After a decorated career as an army medic, he set out for America to found his business of mortuary services.  His closeness with death gave him an unusual obsession with honoring the dead by way of display.  On his way west, tragedy struck and he lost his wife and daughters to consumption.  Mourning their death, his journey came to a rest in Lockport Illinois where he earned the state burial contracts for what was deemed “unclaimed/unwanted” wards of the state.  Notwithstanding his deep depression over his loss, he rose in status as his relationship to the Governor grew.  There was a place at the top for a man who could remove something unwanted.  However, his pain was something of a hand that pushed him deeper into the need to honor the dead.  What began with constructing a home that was built as a representation of what life was meant to be with his wife and children, developed into building elaborate tombs for the unwanted wards of the state.  All of his efforts and money went toward their memory. So much so that the Captain began digging into the world of the afterlife.  His efforts to raise the spirits of the dead were fruit full.   His home became known for his eccentric parties.  The nights were known for hosting fortune tellers, seers, psychics,  Ouija boards and the fringe of society.  Truly believing that he had made contact with the dead by way of summoning, the captain aimed his sights on reanimating the dead.

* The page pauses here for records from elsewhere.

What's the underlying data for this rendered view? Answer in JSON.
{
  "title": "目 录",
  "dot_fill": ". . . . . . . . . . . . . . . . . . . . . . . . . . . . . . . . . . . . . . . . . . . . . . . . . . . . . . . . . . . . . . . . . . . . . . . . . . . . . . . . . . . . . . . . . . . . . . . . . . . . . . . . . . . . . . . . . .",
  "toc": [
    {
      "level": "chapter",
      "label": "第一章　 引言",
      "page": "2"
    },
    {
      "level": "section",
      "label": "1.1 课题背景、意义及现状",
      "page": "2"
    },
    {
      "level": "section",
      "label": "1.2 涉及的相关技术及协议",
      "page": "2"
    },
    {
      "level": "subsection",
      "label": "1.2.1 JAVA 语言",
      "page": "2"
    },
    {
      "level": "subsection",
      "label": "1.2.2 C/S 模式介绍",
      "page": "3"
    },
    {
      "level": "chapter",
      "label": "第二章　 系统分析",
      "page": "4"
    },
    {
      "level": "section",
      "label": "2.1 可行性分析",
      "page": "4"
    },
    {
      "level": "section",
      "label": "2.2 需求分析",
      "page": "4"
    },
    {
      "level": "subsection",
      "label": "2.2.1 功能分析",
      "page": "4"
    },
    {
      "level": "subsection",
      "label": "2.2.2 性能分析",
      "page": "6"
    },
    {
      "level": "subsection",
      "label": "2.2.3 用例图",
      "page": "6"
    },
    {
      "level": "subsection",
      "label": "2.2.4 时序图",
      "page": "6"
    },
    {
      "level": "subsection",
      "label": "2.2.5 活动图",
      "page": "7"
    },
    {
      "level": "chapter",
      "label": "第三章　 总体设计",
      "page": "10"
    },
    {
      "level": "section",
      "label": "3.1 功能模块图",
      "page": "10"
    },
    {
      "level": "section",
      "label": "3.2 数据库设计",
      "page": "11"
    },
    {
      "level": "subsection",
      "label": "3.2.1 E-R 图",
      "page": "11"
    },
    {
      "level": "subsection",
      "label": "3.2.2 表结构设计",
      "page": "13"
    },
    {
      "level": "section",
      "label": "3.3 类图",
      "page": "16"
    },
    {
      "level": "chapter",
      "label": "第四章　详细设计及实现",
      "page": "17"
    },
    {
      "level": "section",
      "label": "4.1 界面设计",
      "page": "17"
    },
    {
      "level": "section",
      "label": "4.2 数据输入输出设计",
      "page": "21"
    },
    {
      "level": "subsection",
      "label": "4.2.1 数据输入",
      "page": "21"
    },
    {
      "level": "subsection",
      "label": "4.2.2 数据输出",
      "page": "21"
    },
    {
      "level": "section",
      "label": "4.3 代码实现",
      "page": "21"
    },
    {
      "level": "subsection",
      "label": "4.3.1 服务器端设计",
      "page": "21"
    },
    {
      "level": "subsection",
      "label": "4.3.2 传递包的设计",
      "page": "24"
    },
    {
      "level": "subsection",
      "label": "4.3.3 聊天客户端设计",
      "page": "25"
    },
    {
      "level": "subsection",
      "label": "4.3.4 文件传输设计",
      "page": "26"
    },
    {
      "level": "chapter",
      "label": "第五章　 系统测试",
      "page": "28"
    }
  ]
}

The desire to make contact with his family on the other side created a student of all dark affairs.   Retreating from the public, and the eyes of his servants and adopted children, he moved his efforts underneath the foundation of his living family tomb.  Unfortunately, he was never able to animate a human body that retained any sign of the soul.   This caused both a reasonably dangerous amount of walking soulless corpses, and confirmation that his efforts were making progress. He was certain that if he ever hoped to summon a spirit into a reanimated corpse, all he needed was to commit himself deeper to the pursuit of the dark arts of necromancy. A man so consumed by the loss of love, possessed by his search for their spirits, did not see the dangers of opening a gate to the other side.  He hadn’t seen the darkness of the creatures that climbed through.  So focused on looking in, he would not see what crept out.

Which leads us here, in a house on a cemetery, where the dead walk, the orphans hide behind the walls, the walls breath with an energy that comes from below,  and below is where the Captain has opened a gate, and through the gate comes Hell.